Bs WDG and CG formulations were evaluated to detect any residual effect of the microbial under operational application in the field. Application took place at weekly intervals to evaluate whether continuous application might result in an increasing residual effect with time. The results of the three week trial are presented in Figure 8. 100% mortality of late instar larvae was achieved two days post-treatment at any application date irrespective of the formulation applied. A residual effect of the microbial which would allow re-treatment intervals greater than one week was not detected (Figure 8), which supports the results from the standardized field trials. Weekly application of Bti under operational conditions (Figure 9) achieved a consistent suppression of larval development over the entire nine weeks study period with minimum dosages (as identified in laboratory) irrespective of the formulation and equipment used. Surprisingly, pupae were not collected under field conditions in either the intervention or control sites.
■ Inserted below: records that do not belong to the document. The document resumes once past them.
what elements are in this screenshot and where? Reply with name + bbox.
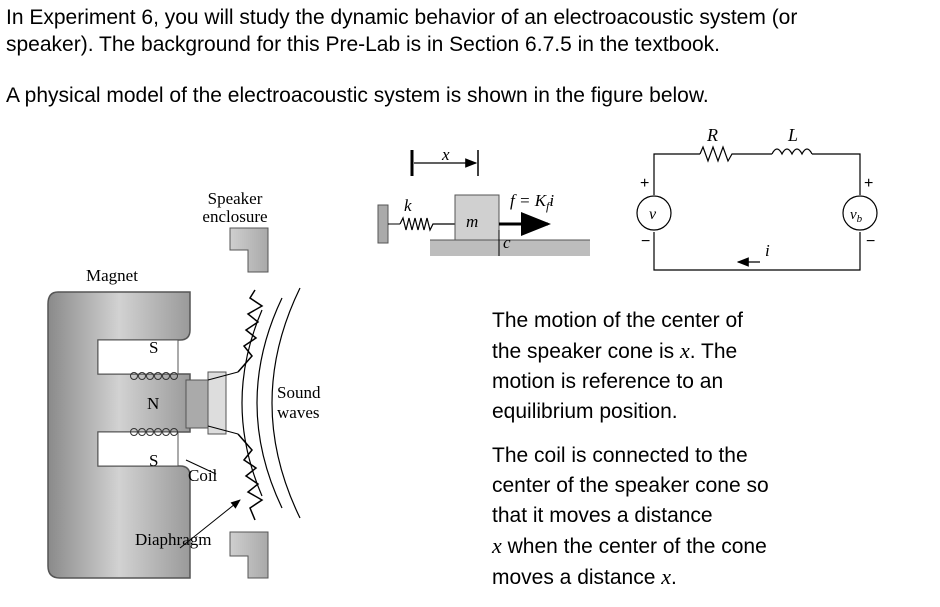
vb-minus-sign: − <box>866 233 875 250</box>
magnet-body <box>47 291 191 579</box>
mass-block <box>454 194 500 241</box>
voltage-source-vb <box>842 195 878 231</box>
v-label: v <box>649 206 657 223</box>
i-label: i <box>765 241 770 260</box>
force-label: f = Kfi <box>510 191 554 213</box>
paragraph-coil: The coil is connected to the center of t… <box>492 441 932 593</box>
m-label: m <box>466 212 478 231</box>
p1-line-3: motion is reference to an <box>492 370 724 393</box>
mechanical-model: x k m c f = Kfi <box>377 145 590 256</box>
paragraph-motion: The motion of the center of the speaker … <box>492 306 932 427</box>
p2-line-4: x when the center of the cone <box>492 533 767 558</box>
voltage-source-v <box>636 195 672 231</box>
pole-s-bottom: S <box>149 451 158 470</box>
intro-line-3: A physical model of the electroacoustic … <box>6 84 709 107</box>
p2-line-5: moves a distance x. <box>492 564 677 589</box>
circuit-labels: R L v vb i + − + − <box>640 125 875 260</box>
p1-line-4: equilibrium position. <box>492 400 678 423</box>
k-label: k <box>404 196 412 215</box>
enclosure-label: Speaker <box>208 189 263 208</box>
l-label: L <box>787 125 798 145</box>
intro-line-2: speaker). The background for this Pre-La… <box>6 33 721 56</box>
v-plus-sign: + <box>640 175 649 192</box>
r-label: R <box>706 125 718 145</box>
intro-paragraph: In Experiment 6, you will study the dyna… <box>6 4 931 58</box>
electrical-circuit <box>636 145 878 271</box>
coil-windings <box>130 372 178 436</box>
p1-line-1: The motion of the center of <box>492 309 743 332</box>
x-label: x <box>441 145 450 164</box>
sound-label: Sound <box>277 383 321 402</box>
enclosure-bottom <box>229 531 269 579</box>
speaker-figure: Speaker enclosure Magnet S N S Sound wav… <box>47 189 321 579</box>
sound-label-2: waves <box>277 403 319 422</box>
v-minus-sign: − <box>641 233 650 250</box>
pole-s-top: S <box>149 338 158 357</box>
vb-label: vb <box>850 207 863 225</box>
c-label: c <box>503 233 511 252</box>
pole-n: N <box>147 394 159 413</box>
vb-plus-sign: + <box>864 175 873 192</box>
enclosure-label-2: enclosure <box>202 207 267 226</box>
enclosure-top <box>229 227 269 273</box>
diaphragm-label: Diaphragm <box>135 530 211 549</box>
p2-line-1: The coil is connected to the <box>492 444 748 467</box>
sound-wave-arcs <box>241 287 301 519</box>
p2-line-2: center of the speaker cone so <box>492 474 769 497</box>
intro-line-1: In Experiment 6, you will study the dyna… <box>6 6 798 29</box>
magnet-label: Magnet <box>86 266 138 285</box>
p2-line-3: that it moves a distance <box>492 504 713 527</box>
coil-label: Coil <box>188 466 218 485</box>
p1-line-2: the speaker cone is x. The <box>492 338 738 363</box>
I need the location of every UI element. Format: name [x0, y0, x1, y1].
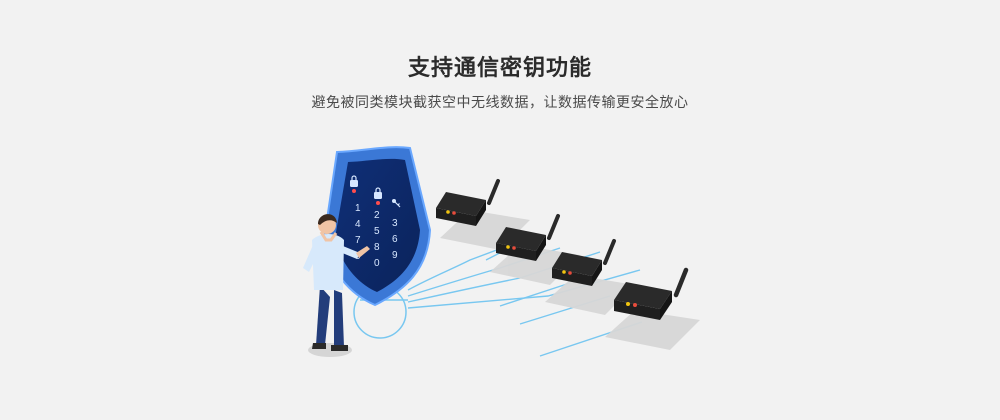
keypad-extra-9: 9 — [392, 250, 398, 261]
device-3 — [552, 239, 616, 286]
keypad-right-0: 0 — [374, 258, 380, 269]
keypad-extra-6: 6 — [392, 234, 398, 245]
device-2 — [496, 214, 560, 261]
keypad-right-8: 8 — [374, 242, 380, 253]
status-dot-right — [376, 201, 380, 205]
page-title: 支持通信密钥功能 — [407, 56, 592, 81]
keypad-left-1: 1 — [355, 203, 361, 214]
keypad-left-7: 7 — [355, 235, 361, 246]
lock-icon-right — [374, 187, 382, 199]
person-figure — [303, 214, 370, 357]
device-4 — [614, 267, 689, 320]
lock-icon-left — [350, 175, 358, 187]
key-icon — [392, 199, 401, 208]
device-1 — [436, 179, 500, 226]
keypad-right-5: 5 — [374, 226, 380, 237]
page-subtitle: 避免被同类模块截获空中无线数据，让数据传输更安全放心 — [311, 95, 689, 111]
status-dot-left — [352, 189, 356, 193]
keypad-extra-3: 3 — [392, 218, 398, 229]
keypad-right-2: 2 — [374, 210, 380, 221]
keypad-left-4: 4 — [355, 219, 361, 230]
Larvicides were applied by four men from 7:00 to 13:00 (6 hours) a day. While staff worked continuously to cover the entire study area, each habitat was spayed only once a week. All formulations could be successfully applied under operational conditions and were equally effective. Different application equipment though had an impact on the time required per surface area treated. On average seven hectares were treated per day (0.29 ha/person/hour) using 5 L compression sprayers or 13 L motorised granule spreaders; nine hectares were covered using 15 L knapsack sprayers (0.38 ha/person/hour) and 5 hectares when granules were applied by hand (0.21 ha/person/hour).